Appearing on BBC Question Time, Harri, a former Johnson aide, indicated he thought the privileges committee was not “beyond reproach”, citing the fact one-time Labour leader chaired the group.
Harri argued the “quasi-judicial process” was beyond the remit of the Commons – a talking point put forward by a number of Johnson loyalists.
But this has been countered repeatedly by the argument that the Conservative Party holds a majority of MPs on the committee, and Johnson has been represented by Lord Pannick, one of the country’s leading lawyers, at the public’s expense.
On Thursday, the privileges committee found Johnson deliberately misled parliament over partygate.
It recommended a 90-day suspension for the ex-prime minister, which he will escape after resigning as an MP, and said he should not receive a pass granting access to parliament which is normally given to former members.
Johnson has been making serious money from speeches since being forced out of Downing Street last year – with one entry in the register of members’ interests in February stating he was paid almost £2.5 million for speeches he hadn’t even made yet.
Question Time’s first debate on Thursday was over whether Johnson’s political career was “dead and buried”.
Harri said: “If you can deprive people of their livelihood, you need to be beyond reproach.

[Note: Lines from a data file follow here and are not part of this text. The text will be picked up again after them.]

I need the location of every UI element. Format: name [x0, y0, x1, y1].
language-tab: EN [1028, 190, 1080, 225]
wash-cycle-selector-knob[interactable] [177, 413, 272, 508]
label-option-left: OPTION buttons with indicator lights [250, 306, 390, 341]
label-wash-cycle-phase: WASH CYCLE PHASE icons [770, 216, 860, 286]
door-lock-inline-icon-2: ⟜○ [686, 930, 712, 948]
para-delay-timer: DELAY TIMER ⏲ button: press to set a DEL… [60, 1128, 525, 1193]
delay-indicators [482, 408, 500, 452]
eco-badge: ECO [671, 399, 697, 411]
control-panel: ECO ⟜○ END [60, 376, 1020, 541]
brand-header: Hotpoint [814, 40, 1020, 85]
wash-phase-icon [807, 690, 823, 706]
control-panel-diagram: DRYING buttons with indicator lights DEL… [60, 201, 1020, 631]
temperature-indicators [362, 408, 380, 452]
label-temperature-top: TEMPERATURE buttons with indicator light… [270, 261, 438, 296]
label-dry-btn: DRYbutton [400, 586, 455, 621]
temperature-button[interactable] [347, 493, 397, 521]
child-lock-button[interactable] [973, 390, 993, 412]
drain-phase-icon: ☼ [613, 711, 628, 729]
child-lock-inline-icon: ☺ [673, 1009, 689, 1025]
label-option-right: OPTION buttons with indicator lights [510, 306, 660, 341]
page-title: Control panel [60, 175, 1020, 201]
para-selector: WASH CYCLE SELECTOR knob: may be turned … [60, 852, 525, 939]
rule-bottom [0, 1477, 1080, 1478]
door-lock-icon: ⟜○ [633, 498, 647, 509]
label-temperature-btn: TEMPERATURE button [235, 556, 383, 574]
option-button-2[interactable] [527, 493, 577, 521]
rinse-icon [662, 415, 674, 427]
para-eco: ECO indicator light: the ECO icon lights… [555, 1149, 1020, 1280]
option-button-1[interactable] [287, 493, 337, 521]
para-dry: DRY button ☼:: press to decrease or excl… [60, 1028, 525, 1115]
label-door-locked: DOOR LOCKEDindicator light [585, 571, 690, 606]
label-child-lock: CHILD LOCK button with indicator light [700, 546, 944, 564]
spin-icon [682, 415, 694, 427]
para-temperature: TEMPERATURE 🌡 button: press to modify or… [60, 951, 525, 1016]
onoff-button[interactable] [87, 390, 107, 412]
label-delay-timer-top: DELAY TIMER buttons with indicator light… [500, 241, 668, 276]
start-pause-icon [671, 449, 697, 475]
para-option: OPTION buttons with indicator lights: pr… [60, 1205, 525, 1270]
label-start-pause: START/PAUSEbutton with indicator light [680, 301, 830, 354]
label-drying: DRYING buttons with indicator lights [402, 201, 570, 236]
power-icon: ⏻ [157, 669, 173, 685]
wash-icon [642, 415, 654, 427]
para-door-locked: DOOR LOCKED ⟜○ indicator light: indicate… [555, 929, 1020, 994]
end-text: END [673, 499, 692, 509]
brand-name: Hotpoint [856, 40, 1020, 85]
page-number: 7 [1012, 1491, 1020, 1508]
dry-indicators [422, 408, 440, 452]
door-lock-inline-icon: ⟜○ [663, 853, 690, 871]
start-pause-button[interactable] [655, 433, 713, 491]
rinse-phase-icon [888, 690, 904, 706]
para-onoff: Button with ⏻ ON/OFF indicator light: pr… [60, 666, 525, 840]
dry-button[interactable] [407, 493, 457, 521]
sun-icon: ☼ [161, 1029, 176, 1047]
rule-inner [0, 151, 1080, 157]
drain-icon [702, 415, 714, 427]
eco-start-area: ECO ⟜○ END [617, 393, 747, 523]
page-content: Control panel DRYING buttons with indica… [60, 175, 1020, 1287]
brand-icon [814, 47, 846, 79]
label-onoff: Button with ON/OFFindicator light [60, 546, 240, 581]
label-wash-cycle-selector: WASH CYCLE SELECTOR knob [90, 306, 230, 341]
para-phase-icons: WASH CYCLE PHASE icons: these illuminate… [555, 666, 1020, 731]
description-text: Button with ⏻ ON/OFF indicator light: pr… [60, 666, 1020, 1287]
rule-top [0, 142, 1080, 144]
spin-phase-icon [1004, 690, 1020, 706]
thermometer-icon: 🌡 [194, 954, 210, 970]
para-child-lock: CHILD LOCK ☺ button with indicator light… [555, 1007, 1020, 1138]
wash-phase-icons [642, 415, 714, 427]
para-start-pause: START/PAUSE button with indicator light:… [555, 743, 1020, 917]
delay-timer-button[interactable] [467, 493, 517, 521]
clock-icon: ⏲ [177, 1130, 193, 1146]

“And the idea that the former leader of the Laboor party can decide essentially on the process and the outcome that drives out a Conservative prime minister from parliament for me, whether you like Boris or not, does not look like due process.”
On the panel, SNP MP David Linden claimed Johnson has voted just three times in the Commons and earned £5 million since he left office. “Boris Johnson probably isn’t going to go hungry as a result of leaving parliament,” he added.
It’s the latest defence of Johnson from loyalists.
Lord Stewart Jackson, a former Conservative MP and another ally of Johnson, suggested the devastating report is “revenge for Brexit”.
Conservative MP Brendan Clarke-Smith told the BBC that the report was “vindictive, spiteful and an over-reach”, adding: “90 days and taking their pass off them is the equivalent of putting somebody in the stocks and touring them round the country.”
Former Cabinet minister Simon Clarke said “this punishment is absolutely extraordinary to the point of sheer vindictiveness”.
Johnson was said to have deliberately misled MPs with his partygate denials and accused of being complicit in a campaign of abuse and intimidation, with the former prime minister hitting out at the “deranged conclusion”.